Whether Romanoff gets resurrected in the main timeline or not, Black Widow director Cate Shortland has opened up a window into a fascinating eastern bloc corner of the superhero world. Imagine if the makers of Guardians, the infamous Russian superhero turkey about a team of Soviet superheroes, had not made such a ham-fisted attempt at creating a local answer to The Avengers: their movie might well have ended up looking a lot like Black Widow.
Romanoff’s new companions include Yelena Belova (Florence Pugh), a fellow graduate of the Red Room where Natasha’s spy abilities were honed, and Alexei Shostakov, AKA the Red Guardian (David Harbour), who appears to be a sort of Mr Incredible figure – Russia’s answer to Captain America rather gone to seed but presumably still capable of super-soldiering his way to victory.
Perhaps most intriguing of all is Melina (Rachel Weisz). Could she be the story’s real villain, and even the clue to how Romanoff might make a return from the dead in future instalments? If Romanoff is here to take down Russia’s Black Widow programme, as seems likely from her comments in the trailer, she is presumably going to come into conflict at some point with the woman who, in the comics, seems to epitomise its deadly spirit.

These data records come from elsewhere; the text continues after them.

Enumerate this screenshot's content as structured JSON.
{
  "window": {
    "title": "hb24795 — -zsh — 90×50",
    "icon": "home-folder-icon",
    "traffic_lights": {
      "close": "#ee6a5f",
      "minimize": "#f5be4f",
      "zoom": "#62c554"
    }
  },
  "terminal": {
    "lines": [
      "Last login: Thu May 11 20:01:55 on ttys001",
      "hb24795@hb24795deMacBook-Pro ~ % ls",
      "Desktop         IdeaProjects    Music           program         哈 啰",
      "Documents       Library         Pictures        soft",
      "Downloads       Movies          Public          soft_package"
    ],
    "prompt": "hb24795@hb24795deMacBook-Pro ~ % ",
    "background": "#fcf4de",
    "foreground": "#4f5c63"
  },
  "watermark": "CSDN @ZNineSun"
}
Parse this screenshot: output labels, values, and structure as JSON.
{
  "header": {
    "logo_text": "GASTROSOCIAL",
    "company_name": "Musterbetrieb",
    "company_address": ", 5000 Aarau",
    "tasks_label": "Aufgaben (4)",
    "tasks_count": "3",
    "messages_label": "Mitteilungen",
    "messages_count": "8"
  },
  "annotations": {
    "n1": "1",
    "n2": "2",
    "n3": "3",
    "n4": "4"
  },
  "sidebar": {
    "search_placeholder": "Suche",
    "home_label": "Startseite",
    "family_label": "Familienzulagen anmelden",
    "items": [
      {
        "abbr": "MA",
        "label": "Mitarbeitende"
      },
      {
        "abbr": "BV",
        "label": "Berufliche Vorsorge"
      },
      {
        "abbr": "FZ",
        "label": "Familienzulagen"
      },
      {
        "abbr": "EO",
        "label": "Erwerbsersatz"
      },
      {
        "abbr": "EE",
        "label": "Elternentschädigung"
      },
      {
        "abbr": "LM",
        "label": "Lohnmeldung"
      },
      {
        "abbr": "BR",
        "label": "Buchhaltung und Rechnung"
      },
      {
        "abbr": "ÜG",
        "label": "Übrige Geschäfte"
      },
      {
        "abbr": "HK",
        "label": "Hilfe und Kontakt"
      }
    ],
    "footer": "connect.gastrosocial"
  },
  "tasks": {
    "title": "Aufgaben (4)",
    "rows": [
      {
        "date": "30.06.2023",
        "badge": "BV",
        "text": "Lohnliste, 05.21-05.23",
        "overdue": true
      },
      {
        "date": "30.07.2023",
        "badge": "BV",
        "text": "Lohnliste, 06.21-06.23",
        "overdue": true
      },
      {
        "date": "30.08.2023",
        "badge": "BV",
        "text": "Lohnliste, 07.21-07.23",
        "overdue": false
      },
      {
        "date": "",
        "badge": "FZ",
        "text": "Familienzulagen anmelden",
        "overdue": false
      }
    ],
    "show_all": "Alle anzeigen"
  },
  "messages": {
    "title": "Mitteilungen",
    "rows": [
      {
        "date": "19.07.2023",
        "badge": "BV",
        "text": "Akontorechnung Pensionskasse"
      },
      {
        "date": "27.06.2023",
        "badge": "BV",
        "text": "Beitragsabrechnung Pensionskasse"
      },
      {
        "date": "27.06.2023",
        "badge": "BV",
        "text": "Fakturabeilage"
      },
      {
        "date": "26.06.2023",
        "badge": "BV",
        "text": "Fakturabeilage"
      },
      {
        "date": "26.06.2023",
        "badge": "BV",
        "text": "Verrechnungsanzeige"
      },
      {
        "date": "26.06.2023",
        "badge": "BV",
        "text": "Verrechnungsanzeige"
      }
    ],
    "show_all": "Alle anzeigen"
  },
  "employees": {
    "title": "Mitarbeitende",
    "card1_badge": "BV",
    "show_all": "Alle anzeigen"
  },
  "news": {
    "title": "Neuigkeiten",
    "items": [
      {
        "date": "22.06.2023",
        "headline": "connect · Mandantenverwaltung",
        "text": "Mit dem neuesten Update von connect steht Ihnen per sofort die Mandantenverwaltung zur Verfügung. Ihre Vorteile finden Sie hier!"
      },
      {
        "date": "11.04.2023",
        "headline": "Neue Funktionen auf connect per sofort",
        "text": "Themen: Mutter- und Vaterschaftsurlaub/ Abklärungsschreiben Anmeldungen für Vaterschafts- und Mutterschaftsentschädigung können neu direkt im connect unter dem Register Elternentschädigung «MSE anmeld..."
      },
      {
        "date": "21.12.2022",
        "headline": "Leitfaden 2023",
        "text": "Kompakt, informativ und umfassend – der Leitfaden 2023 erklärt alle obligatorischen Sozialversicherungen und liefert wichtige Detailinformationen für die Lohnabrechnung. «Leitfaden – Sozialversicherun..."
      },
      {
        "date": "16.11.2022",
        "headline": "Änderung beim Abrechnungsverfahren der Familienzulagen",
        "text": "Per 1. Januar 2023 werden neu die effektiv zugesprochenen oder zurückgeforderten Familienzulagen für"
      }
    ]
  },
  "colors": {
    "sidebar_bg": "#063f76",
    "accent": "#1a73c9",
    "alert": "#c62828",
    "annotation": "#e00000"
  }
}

There’s also the small matter of Taskmaster, the masked wielder of bow and arrow in the trailer. In the comics, the supervillain has the power to mimic the skills of any person they meet. The fact we are not allowed to know their identity sets the stage for a possible reveal in the movie’s latter stages that could manifest as its major plot twist. Could it be somebody we’ve already met under a different guise?
Everything about this early trailer screams care and attention to the minutiae of Black Widow’s world away from the Avengers, which makes it hard to imagine Romanoff simply being put back in her Civil War-era box when the movie is done. Yet there are clues as to how the spy-cum-superhero might live again. For a start, all graduates of the Red Room here seem to be codenamed Black Widow, which makes one wonder if Pugh’s Belova might one day take over the mantle in the main MCU timeline (as she has at times in the comics).
It’s also worth bearing in mind that Romanoff herself has previously been cloned in print. We all thought Black Widow might be resurrected via cosmic chicanery after her entanglement with the soul stone in Avengers: Infinity War. But it turns out there may be other ways for her to return.